First of all, over a period of several weeks, develop extensive practices of the bellows breath and kapalabhati (please scan the entirety of chapter two of Anatomy of Hatha Yoga, and refer especially to pages 115-119 and to the cautions on pages 67-68 and 131-132). The main idea is to be ready to do the bellows and kapalabhati anytime your nostrils are both relatively open. So long as you are by yourself and will not be calling attention to your breathing, don’t worry about making noise. Watch and wait for those precious moments when both nostrils are open; then do the practices whenever you can. Start with doing them only for a few seconds each, and as you gradually increase your capacity for doing the exercises with more commitment, depth, speed, and enthusiasm, they will gradually become more effective in drying up your nasal passages and making an end run around the stuffiness and misery that accompanies allergies.

The bellows and kapalabhati are ordinarily done in short bursts of several seconds to perhaps a minute or so several times a day. There is another exercise (not mentioned in Anatomy of Hatha Yoga due to limitations in space) that you can practice on a more regular basis, and that is ujiya breathing. To do this practice you need to press the mid-section of your tongue to the roof of your mouth and generate a soft noise at the back of your throat during both nasal exhalation and nasal inhalation.
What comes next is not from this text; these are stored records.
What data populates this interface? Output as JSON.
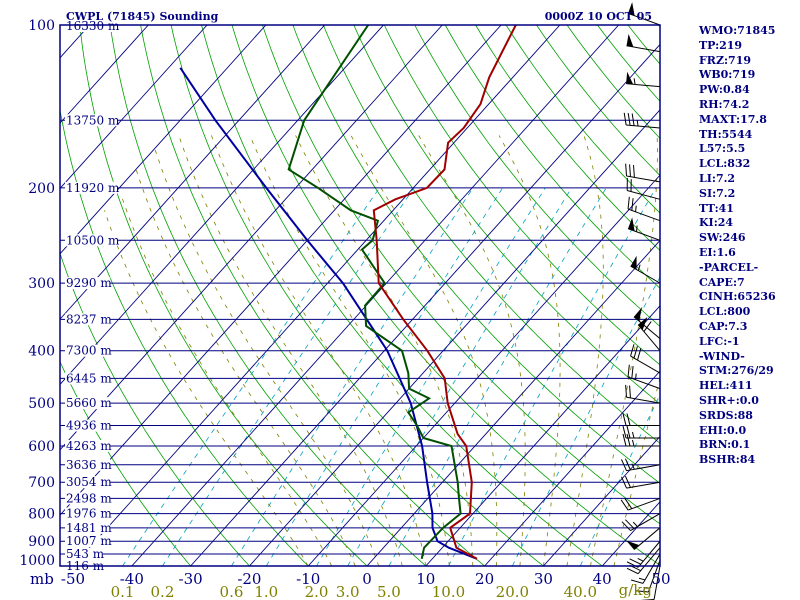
{
  "header": {
    "station": "CWPL (71845) Sounding",
    "time": "0000Z 10 OCT 05"
  },
  "indices": [
    "WMO:71845",
    "TP:219",
    "FRZ:719",
    "WB0:719",
    "PW:0.84",
    "RH:74.2",
    "MAXT:17.8",
    "TH:5544",
    "L57:5.5",
    "LCL:832",
    "LI:7.2",
    "SI:7.2",
    "TT:41",
    "KI:24",
    "SW:246",
    "EI:1.6",
    "-PARCEL-",
    "CAPE:7",
    "CINH:65236",
    "LCL:800",
    "CAP:7.3",
    "LFC:-1",
    "-WIND-",
    "STM:276/29",
    "HEL:411",
    "SHR+:0.0",
    "SRDS:88",
    "EHI:0.0",
    "BRN:0.1",
    "BSHR:84"
  ],
  "colors": {
    "frame": "#000080",
    "isobar": "#000080",
    "isotherm": "#000080",
    "dry_adiabat": "#00a000",
    "moist_adiabat": "#808000",
    "mixing_ratio": "#00a0c0",
    "temperature": "#a00000",
    "dewpoint": "#005000",
    "parcel": "#0000a0",
    "wind": "#000000"
  },
  "chart_data": {
    "type": "skew-t",
    "pressure_range_mb": [
      1000,
      100
    ],
    "pressure_label_unit": "mb",
    "pressure_ticks": [
      100,
      200,
      300,
      400,
      500,
      600,
      700,
      800,
      900,
      1000
    ],
    "heights": [
      {
        "p": 100,
        "label": "16330 m"
      },
      {
        "p": 150,
        "label": "13750 m"
      },
      {
        "p": 200,
        "label": "11920 m"
      },
      {
        "p": 250,
        "label": "10500 m"
      },
      {
        "p": 300,
        "label": "9290 m"
      },
      {
        "p": 350,
        "label": "8237 m"
      },
      {
        "p": 400,
        "label": "7300 m"
      },
      {
        "p": 450,
        "label": "6445 m"
      },
      {
        "p": 500,
        "label": "5660 m"
      },
      {
        "p": 550,
        "label": "4936 m"
      },
      {
        "p": 600,
        "label": "4263 m"
      },
      {
        "p": 650,
        "label": "3636 m"
      },
      {
        "p": 700,
        "label": "3054 m"
      },
      {
        "p": 750,
        "label": "2498 m"
      },
      {
        "p": 800,
        "label": "1976 m"
      },
      {
        "p": 850,
        "label": "1481 m"
      },
      {
        "p": 900,
        "label": "1007 m"
      },
      {
        "p": 950,
        "label": "543 m"
      },
      {
        "p": 1000,
        "label": "116 m"
      }
    ],
    "temperature_ticks_c": [
      "-50",
      "-40",
      "-30",
      "-20",
      "-10",
      "0",
      "10",
      "20",
      "30",
      "40",
      "50"
    ],
    "mixing_ratio_labels": [
      "0.1",
      "0.2",
      "0.6",
      "1.0",
      "2.0",
      "3.0",
      "5.0",
      "10.0",
      "20.0",
      "40.0"
    ],
    "mixing_ratio_unit": "g/kg",
    "temperature_profile": [
      {
        "p": 970,
        "t": 17.6
      },
      {
        "p": 925,
        "t": 12.4
      },
      {
        "p": 850,
        "t": 8.3
      },
      {
        "p": 800,
        "t": 9.5
      },
      {
        "p": 700,
        "t": 5.0
      },
      {
        "p": 600,
        "t": -1.5
      },
      {
        "p": 570,
        "t": -4.8
      },
      {
        "p": 500,
        "t": -11.2
      },
      {
        "p": 450,
        "t": -15.5
      },
      {
        "p": 400,
        "t": -22.7
      },
      {
        "p": 350,
        "t": -31.6
      },
      {
        "p": 300,
        "t": -41.3
      },
      {
        "p": 250,
        "t": -48.2
      },
      {
        "p": 220,
        "t": -53.3
      },
      {
        "p": 210,
        "t": -51.3
      },
      {
        "p": 200,
        "t": -47.7
      },
      {
        "p": 185,
        "t": -47.5
      },
      {
        "p": 165,
        "t": -51.0
      },
      {
        "p": 155,
        "t": -50.6
      },
      {
        "p": 140,
        "t": -51.4
      },
      {
        "p": 125,
        "t": -54.0
      },
      {
        "p": 100,
        "t": -57.5
      }
    ],
    "dewpoint_profile": [
      {
        "p": 970,
        "td": 8.2
      },
      {
        "p": 925,
        "td": 6.9
      },
      {
        "p": 850,
        "td": 7.1
      },
      {
        "p": 800,
        "td": 7.9
      },
      {
        "p": 750,
        "td": 5.3
      },
      {
        "p": 700,
        "td": 2.6
      },
      {
        "p": 600,
        "td": -4.0
      },
      {
        "p": 580,
        "td": -10.0
      },
      {
        "p": 550,
        "td": -13.0
      },
      {
        "p": 520,
        "td": -16.5
      },
      {
        "p": 490,
        "td": -15.1
      },
      {
        "p": 470,
        "td": -20.0
      },
      {
        "p": 440,
        "td": -22.5
      },
      {
        "p": 400,
        "td": -27.0
      },
      {
        "p": 360,
        "td": -36.9
      },
      {
        "p": 330,
        "td": -40.2
      },
      {
        "p": 300,
        "td": -40.3
      },
      {
        "p": 260,
        "td": -49.3
      },
      {
        "p": 250,
        "td": -48.9
      },
      {
        "p": 230,
        "td": -51.0
      },
      {
        "p": 220,
        "td": -57.2
      },
      {
        "p": 200,
        "td": -66.2
      },
      {
        "p": 185,
        "td": -74.0
      },
      {
        "p": 150,
        "td": -78.9
      },
      {
        "p": 130,
        "td": -80.2
      },
      {
        "p": 100,
        "td": -82.6
      }
    ],
    "parcel_profile": [
      {
        "p": 970,
        "t": 17.6
      },
      {
        "p": 925,
        "t": 11.1
      },
      {
        "p": 900,
        "t": 8.2
      },
      {
        "p": 850,
        "t": 5.3
      },
      {
        "p": 800,
        "t": 3.1
      },
      {
        "p": 700,
        "t": -2.6
      },
      {
        "p": 600,
        "t": -9.0
      },
      {
        "p": 500,
        "t": -17.5
      },
      {
        "p": 400,
        "t": -29.5
      },
      {
        "p": 300,
        "t": -47.4
      },
      {
        "p": 250,
        "t": -60.0
      },
      {
        "p": 200,
        "t": -75.0
      },
      {
        "p": 150,
        "t": -94.0
      },
      {
        "p": 120,
        "t": -108.0
      }
    ],
    "wind_barbs": [
      {
        "p": 100,
        "dir": 290,
        "kt": 50
      },
      {
        "p": 112,
        "dir": 280,
        "kt": 50
      },
      {
        "p": 130,
        "dir": 275,
        "kt": 55
      },
      {
        "p": 155,
        "dir": 275,
        "kt": 35
      },
      {
        "p": 195,
        "dir": 280,
        "kt": 30
      },
      {
        "p": 210,
        "dir": 285,
        "kt": 20
      },
      {
        "p": 230,
        "dir": 290,
        "kt": 25
      },
      {
        "p": 250,
        "dir": 290,
        "kt": 55
      },
      {
        "p": 300,
        "dir": 300,
        "kt": 55
      },
      {
        "p": 380,
        "dir": 310,
        "kt": 50
      },
      {
        "p": 400,
        "dir": 320,
        "kt": 60
      },
      {
        "p": 440,
        "dir": 300,
        "kt": 30
      },
      {
        "p": 470,
        "dir": 290,
        "kt": 25
      },
      {
        "p": 500,
        "dir": 280,
        "kt": 20
      },
      {
        "p": 550,
        "dir": 270,
        "kt": 20
      },
      {
        "p": 580,
        "dir": 270,
        "kt": 25
      },
      {
        "p": 600,
        "dir": 270,
        "kt": 25
      },
      {
        "p": 650,
        "dir": 260,
        "kt": 25
      },
      {
        "p": 700,
        "dir": 260,
        "kt": 20
      },
      {
        "p": 750,
        "dir": 250,
        "kt": 20
      },
      {
        "p": 800,
        "dir": 240,
        "kt": 25
      },
      {
        "p": 850,
        "dir": 230,
        "kt": 50
      },
      {
        "p": 900,
        "dir": 220,
        "kt": 25
      },
      {
        "p": 925,
        "dir": 220,
        "kt": 20
      },
      {
        "p": 950,
        "dir": 210,
        "kt": 15
      },
      {
        "p": 975,
        "dir": 200,
        "kt": 15
      },
      {
        "p": 1000,
        "dir": 190,
        "kt": 10
      }
    ]
  }
}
You make this noise by constricting your glottis, and you will probably need personal instruction from teachers who can demonstrate the practice to you and make sure you are doing it correctly. Ujiya practiced regularly (again preferably when both nostrils are open and ideally when they are in right-left balance) is also an effective method of breaking up mucus, and you can do it anytime you are out of earshot of your companions or passers-by. For example: Don’t do it in crowded elevators, movie theaters, or in work environments (excepting work places that have enough white noise in the background so that your breathing cannot be heard). In some traditions, ujiya is practiced during the course of performing yoga postures, at which time it is especially effective. Again, however, noisy breathing is generally unwelcome in classroom groups unless everyone is doing it.